The Taiwanese version of the showdown was more of a surprise than I was expecting. Because the censors wanted to eliminate all instances of short and sharp blades in the entire movie, the final fight is mostly to do with unarmed combat. There is one moment earlier on where they deliver a series of hand exchanges as they circle around each other. The axe attack happens earlier on, and even the leg showcase is kept to a minimum (they don’t quite release a barrage of kicking as they do in the other cuts of the film). The second half of the fight reminds me of a Bruce Lee movie in terms of the pacing being more measured (as opposed to a lot of Kung Fu movies where the pace ends up being monotonous because the emphasis is placed on non-stop striking). As you can see from the above and below shots, the lighting was more atmospheric. Don’t get me wrong; the fight isn’t completely different, but it will be confusing for you to compare the two versions since both versions have a lot of the same shots albeit in a different order. Hats off to whoever does a comparison video.

The ending is different enough to make me think that it’s a reshoot despite the fact that the Taiwanese version of a H.K. movie is usually released in Taiwan first due to the investment. The reason why I say this is because the black actor who plays the hitman looks like a different man altogether. Not only is he wearing different clothes from when he shot Ah Wei, but he has a visibly aged face. The other hitman looked like a twentysomething. This new hitman looks like he could be in his early forties. Anyway, this ending is what I would call an extended ending rather than an alternate ending. After the hitman drives off after shooting Ah Wei, we see a shot of money placed on a table. The hitman picks up the wad of cash then leaves. The bespectacled businessman calls “Uncle” to tell him that the job is done. Afterwards, several C.I.D. officers apprehend the hitman before he can get away for good. Other officers enter a back gate to the businessman’s garden so that they can arrest him without tipping him off.
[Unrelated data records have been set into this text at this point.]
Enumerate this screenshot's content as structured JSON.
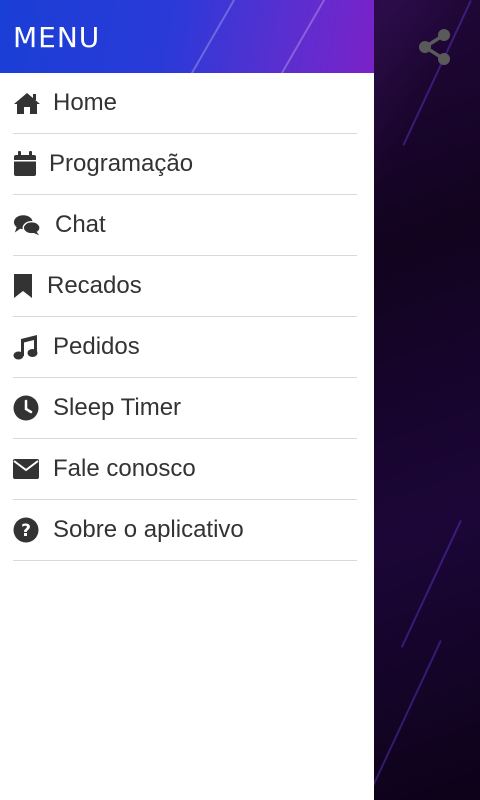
{
  "drawer": {
    "title": "MENU",
    "items": [
      {
        "label": "Home",
        "icon": "home-icon"
      },
      {
        "label": "Programação",
        "icon": "calendar-icon"
      },
      {
        "label": "Chat",
        "icon": "chat-icon"
      },
      {
        "label": "Recados",
        "icon": "bookmark-icon"
      },
      {
        "label": "Pedidos",
        "icon": "music-icon"
      },
      {
        "label": "Sleep Timer",
        "icon": "clock-icon"
      },
      {
        "label": "Fale conosco",
        "icon": "envelope-icon"
      },
      {
        "label": "Sobre o aplicativo",
        "icon": "question-circle-icon"
      }
    ]
  },
  "actions": {
    "share_icon": "share-icon"
  },
  "colors": {
    "header_start": "#1a3fd6",
    "header_end": "#7a22c8",
    "menu_text": "#333333",
    "background": "#1a0630"
  }
}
One of the things that I like about this movie is that while it’s not Bruceploitation in the imitative sense, it pays respect to Bruce Lee by showcasing a poster of him in Enter the Dragon. How this is achieved is all the more endearing. Ah Chiang is fighting for his life in his girlfriend’s apartment when a thug kicks a wardrobe that slides across the floor to reveal the iconic and infamous image when Lee uses the nunchaku towards the end of the cavern sequence. What’s impressive is that Ah Chiang doesn’t use the steel-framed poster to attack the thugs like he did with one of his paintings. In fact, the fight scene (and the movie as a whole) is a precursor to the sort of prop-heavy fighting that Jackie Chan would do years later. Ho Chung-Tao even wears an olive green jacket like Jackie did in The Protector and My Lucky Stars. Back to the ETD poster, it was done to be appreciative of the fact that Ho only became a star by being a Bruce Lee clone. In Chinese culture, there is a saying: “When drinking the water from a well, one should never forget who dug it.”